Pour le chef de service Chirurgie digestive à l’hôpital Blaise Compaoré, Pr Adama Sanou, en occident, le cancer de foie touche en majorité des sujets âgés d’au moins 60 ans, alors qu’en Afrique, c’est la tranche d’âge comprise entre 35 ans et 50 ans qui est la plus concernée.
Il confie même avoir déjà reçu un patient de 25ans.
En Afrique, 70% des cancers surviennent chez des patients dont les mères étaient déjà porteuses de la tumeur, appuiera Pr Alain Bougouma, citant une étude.
A l’heure actuelle au Burkina Faso, le meilleur traitement du cancer du foie reste l’ablation par chirurgie, de la partie malade du foie, mais à condition que la tumeur soit mineure, a averti Pr Roger Sombié.
Malheureusement, la majorité des patients arrivent déjà à un stade avancé même si de plus en plus, quelques patients ont pu faire un diagnostic précoce, a indiqué Pr Adama Sanou.
«L’agent causal du cancer primitif du foie est connu. Dans 9 sur 10 cas, c’est l’hépatite B et C. Donc tout le monde doit connaitre son statut vis-à-vis de l’hépatite B et C», a recommandé Pr Sombié.
Selon Pr Sanou, il faut éviter de banaliser les symptômes, en allant à la consultation dès qu’on sent une fatigue inexpliquée ou qu’on a des difficultés à s’alimenter.
Il a appelé les décideurs publics et les bonnes volontés à soutenir le projet de transplantation d’organes (rein et foie) qui devrait selon lui, voir le jour d’ici 2020, à l’Hôpital Blaise Compaoré de Ouagadougou.
A ce sujet Pr Alain Bougouma a plaidé pour qu’on sensibilise les populations sur l’utilité du don d’organes, en dépit des pesanteurs socio-culturels.

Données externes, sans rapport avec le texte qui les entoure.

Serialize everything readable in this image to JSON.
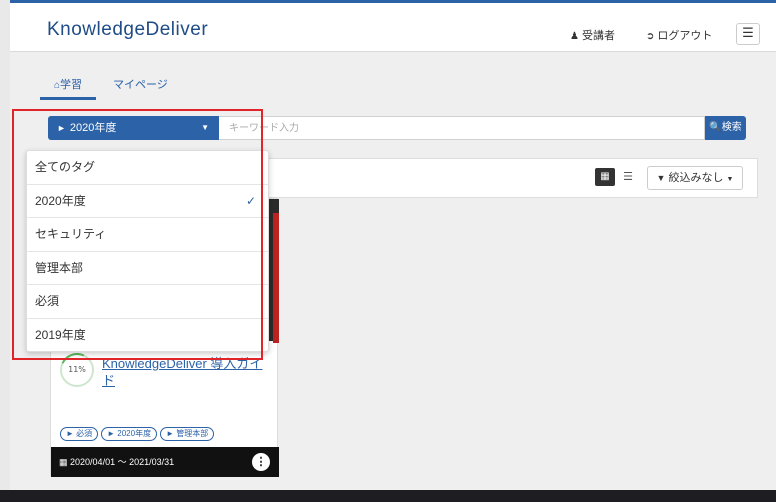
{
  "header": {
    "logo_text": "KnowledgeDeliver",
    "student_label": "受講者",
    "logout_label": "ログアウト",
    "menu_icon": "hamburger-icon"
  },
  "nav": {
    "tabs": [
      {
        "label": "学習",
        "icon": "home-icon",
        "active": true
      },
      {
        "label": "マイページ",
        "active": false
      }
    ]
  },
  "search": {
    "tag_selected": "2020年度",
    "keyword_placeholder": "キーワード入力",
    "search_label": "検索"
  },
  "toolbar": {
    "filter_label": "絞込みなし"
  },
  "dropdown": {
    "items": [
      {
        "label": "全てのタグ",
        "checked": false
      },
      {
        "label": "2020年度",
        "checked": true
      },
      {
        "label": "セキュリティ",
        "checked": false
      },
      {
        "label": "管理本部",
        "checked": false
      },
      {
        "label": "必須",
        "checked": false
      },
      {
        "label": "2019年度",
        "checked": false
      }
    ]
  },
  "card": {
    "progress": "11%",
    "title": "KnowledgeDeliver 導入ガイド",
    "tags": [
      "必須",
      "2020年度",
      "管理本部"
    ],
    "period": "2020/04/01 ～ 2021/03/31"
  },
  "colors": {
    "accent": "#2b62a8",
    "highlight": "#e0242a",
    "progress": "#5cb85c"
  }
}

Pr Bougouma a aussi invité les patients à s’adresser à un personnel qualifié pour traiter les hépatites.
Le foie est une usine chimique complexe qui fonctionne 24h/24. Il traite tout ce que nous mangeons et buvons. Cette glande, la plus grande de l’organisme humain, stocke des nutriments, effectue la synthèse des protéines et débarrasse le corps de certaines toxines, note le spécialiste Bougouma.